A ella la conoció un domingo que fue a vender unas pocas verduras en la feria. Era una muchacha que sonreía y vendía flores. Caminaron de la mano por una plaza ausente y se prometieron un mundo que les era completamente ajeno, lo inventaron, esculpieron castillos en la tundra, creyeron, lucharon, sufrieron.

Después nació aquella criatura estremecida que los miraba desde su belleza infinita, algo que a veces no se puede abarcar, un desborde de luz en el túnel agreste de una vida que jamás pregunta nada y carece de respuestas en tantos ámbitos imprescindibles.

–Parece una flor –dijeron al unísono–.

III

–Ya no puedo caminar.

–¿Dónde están tus malditas piernas?

–No hablo de las piernas.

–Tampoco las necesitas para nada. Tu lugar es aquí. Deja las flores esas de porquería.

–Si no trabajo, nos moriremos de hambre.

–Deberías morirte ya.

El niño no encuentra refugio en la cueva y la tormenta es muy grande. Está con frío. Tiembla. Su abuelo grita por comida. No hay nada. Busca, pero no encuentra. Su abuelo grita entre estertores de agonía. El niño tiene mucho miedo. No llora. Entra una mujer apurada, lo mira fieramente: “Lo has matado tú. Pobre viejo”. No logra entender nada. El hombre espanta el recuerdo del niño con un gesto, como si unas molestas moscas se acercaran a su cara.

–No necesitas las piernas. Deberías callarte de una vez.

Abre la puerta con una mirada de furia o de extrema tristeza, es imposible descifrarla.

IV

La mujer llega a la casa de rodillas después del día más triste en muchos años. ¿Cómo decirle a Florencia, que espera con una jaula para su próximo conejo, mirando por la pequeña ventana el horizonte, confiando en el futuro con dos o tres ilusiones aún intactas, que su padre la ha encontrado vendiendo unas flores a un hombre que le sonreía y que se ha enojado mucho y tanto…?

¿Cómo explicarle que la ha esperado oculto para sacudirla y lastimarla gravemente, que aunque la sangre no es visible, su muerte es prácticamente inevitable?

¿Cómo explicarle que mientras la sacudía y le rompía las piernas gritaba: “No fui yo quien lo hizo, ¡entendés! No había nada para darle de comer. Nada”.

La sacudía y lloraba, parecía un niño desesperado. Los dos a la intemperie y la lluvia furiosa como si no se fuera a detener nunca.
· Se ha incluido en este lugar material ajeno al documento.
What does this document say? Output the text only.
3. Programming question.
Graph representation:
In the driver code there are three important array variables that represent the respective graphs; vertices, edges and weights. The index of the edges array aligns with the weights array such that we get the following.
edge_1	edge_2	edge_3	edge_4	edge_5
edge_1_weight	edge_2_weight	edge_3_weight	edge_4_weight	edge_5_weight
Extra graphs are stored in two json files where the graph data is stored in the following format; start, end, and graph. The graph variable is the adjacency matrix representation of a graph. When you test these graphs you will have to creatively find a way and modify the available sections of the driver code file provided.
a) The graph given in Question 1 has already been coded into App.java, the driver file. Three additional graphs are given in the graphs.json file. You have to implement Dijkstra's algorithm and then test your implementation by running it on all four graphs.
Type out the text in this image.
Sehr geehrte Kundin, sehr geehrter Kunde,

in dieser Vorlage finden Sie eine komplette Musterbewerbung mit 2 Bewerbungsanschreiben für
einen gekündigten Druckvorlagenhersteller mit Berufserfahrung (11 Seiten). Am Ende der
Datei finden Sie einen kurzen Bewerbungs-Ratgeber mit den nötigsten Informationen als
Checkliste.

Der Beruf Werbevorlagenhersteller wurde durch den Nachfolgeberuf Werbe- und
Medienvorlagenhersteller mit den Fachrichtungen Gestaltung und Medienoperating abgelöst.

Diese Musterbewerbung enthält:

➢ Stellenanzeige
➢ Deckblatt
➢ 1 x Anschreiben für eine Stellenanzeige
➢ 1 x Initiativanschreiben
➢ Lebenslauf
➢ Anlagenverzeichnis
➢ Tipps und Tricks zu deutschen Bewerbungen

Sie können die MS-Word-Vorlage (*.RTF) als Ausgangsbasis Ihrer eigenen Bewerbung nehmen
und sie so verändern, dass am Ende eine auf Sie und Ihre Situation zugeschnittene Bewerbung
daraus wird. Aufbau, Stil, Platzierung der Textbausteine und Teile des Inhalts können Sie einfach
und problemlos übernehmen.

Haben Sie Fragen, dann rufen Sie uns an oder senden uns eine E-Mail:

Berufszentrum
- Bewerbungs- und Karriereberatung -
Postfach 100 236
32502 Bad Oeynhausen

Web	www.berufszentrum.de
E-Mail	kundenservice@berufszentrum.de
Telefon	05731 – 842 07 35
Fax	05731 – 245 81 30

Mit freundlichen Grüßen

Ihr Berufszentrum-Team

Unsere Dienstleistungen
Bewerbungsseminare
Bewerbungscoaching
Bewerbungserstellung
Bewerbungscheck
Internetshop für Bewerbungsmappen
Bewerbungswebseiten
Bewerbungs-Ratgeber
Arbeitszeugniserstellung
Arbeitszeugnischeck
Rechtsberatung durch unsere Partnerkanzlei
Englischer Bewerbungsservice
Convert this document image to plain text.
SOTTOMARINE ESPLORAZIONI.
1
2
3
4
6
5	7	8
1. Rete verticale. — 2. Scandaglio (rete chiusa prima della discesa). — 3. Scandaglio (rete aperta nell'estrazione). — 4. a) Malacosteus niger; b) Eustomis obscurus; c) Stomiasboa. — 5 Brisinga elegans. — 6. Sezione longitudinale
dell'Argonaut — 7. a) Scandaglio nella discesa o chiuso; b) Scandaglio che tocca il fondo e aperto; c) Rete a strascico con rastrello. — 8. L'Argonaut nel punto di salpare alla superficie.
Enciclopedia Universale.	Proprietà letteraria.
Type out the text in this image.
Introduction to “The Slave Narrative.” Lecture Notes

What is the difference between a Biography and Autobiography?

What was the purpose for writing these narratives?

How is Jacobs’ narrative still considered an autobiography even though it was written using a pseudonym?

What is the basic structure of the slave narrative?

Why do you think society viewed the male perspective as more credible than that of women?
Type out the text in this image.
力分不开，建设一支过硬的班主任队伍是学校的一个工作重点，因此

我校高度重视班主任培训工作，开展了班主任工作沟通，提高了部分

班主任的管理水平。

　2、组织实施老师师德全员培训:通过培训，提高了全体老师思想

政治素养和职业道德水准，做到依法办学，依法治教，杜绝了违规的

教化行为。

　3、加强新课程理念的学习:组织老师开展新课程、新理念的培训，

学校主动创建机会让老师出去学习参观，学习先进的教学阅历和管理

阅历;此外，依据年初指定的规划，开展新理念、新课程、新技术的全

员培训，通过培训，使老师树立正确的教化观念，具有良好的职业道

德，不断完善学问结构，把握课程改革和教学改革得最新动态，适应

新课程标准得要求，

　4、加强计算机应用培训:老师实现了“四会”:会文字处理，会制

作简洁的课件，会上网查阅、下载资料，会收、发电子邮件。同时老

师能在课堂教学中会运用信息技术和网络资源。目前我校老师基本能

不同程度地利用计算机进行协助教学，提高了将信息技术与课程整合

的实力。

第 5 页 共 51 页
Lo esperaron mucho rato en el cuartel, pero no apareció ¿Cómo explicarle a Florencia que su padre ha destruido en su cerebro los recuerdos de un niño que lloraba silenciosamente y que lo desgarraban por dentro?

Le ha hecho daño a ella, que no intenta encontrar la sombra de su pierna fundamental, la que lograba sostenerla de pie; poco le importa.

–Traeré otro conejo –dice.

–¿Blanco?

–Sí. Blanco.

–Debe comer o no vivirá. ¿Recuerdas cómo se durmió aquella tarde entre mis brazos. madre? Era una tarde parecida a la de hoy. Llovía tanto…

–Tendrá fuerzas. Compraré un tomate y una lechuga. Espérame.

La mujer cierra la puerta y siente que no puede caerse ahora. “No necesito las piernas”, dice, y echa a andar.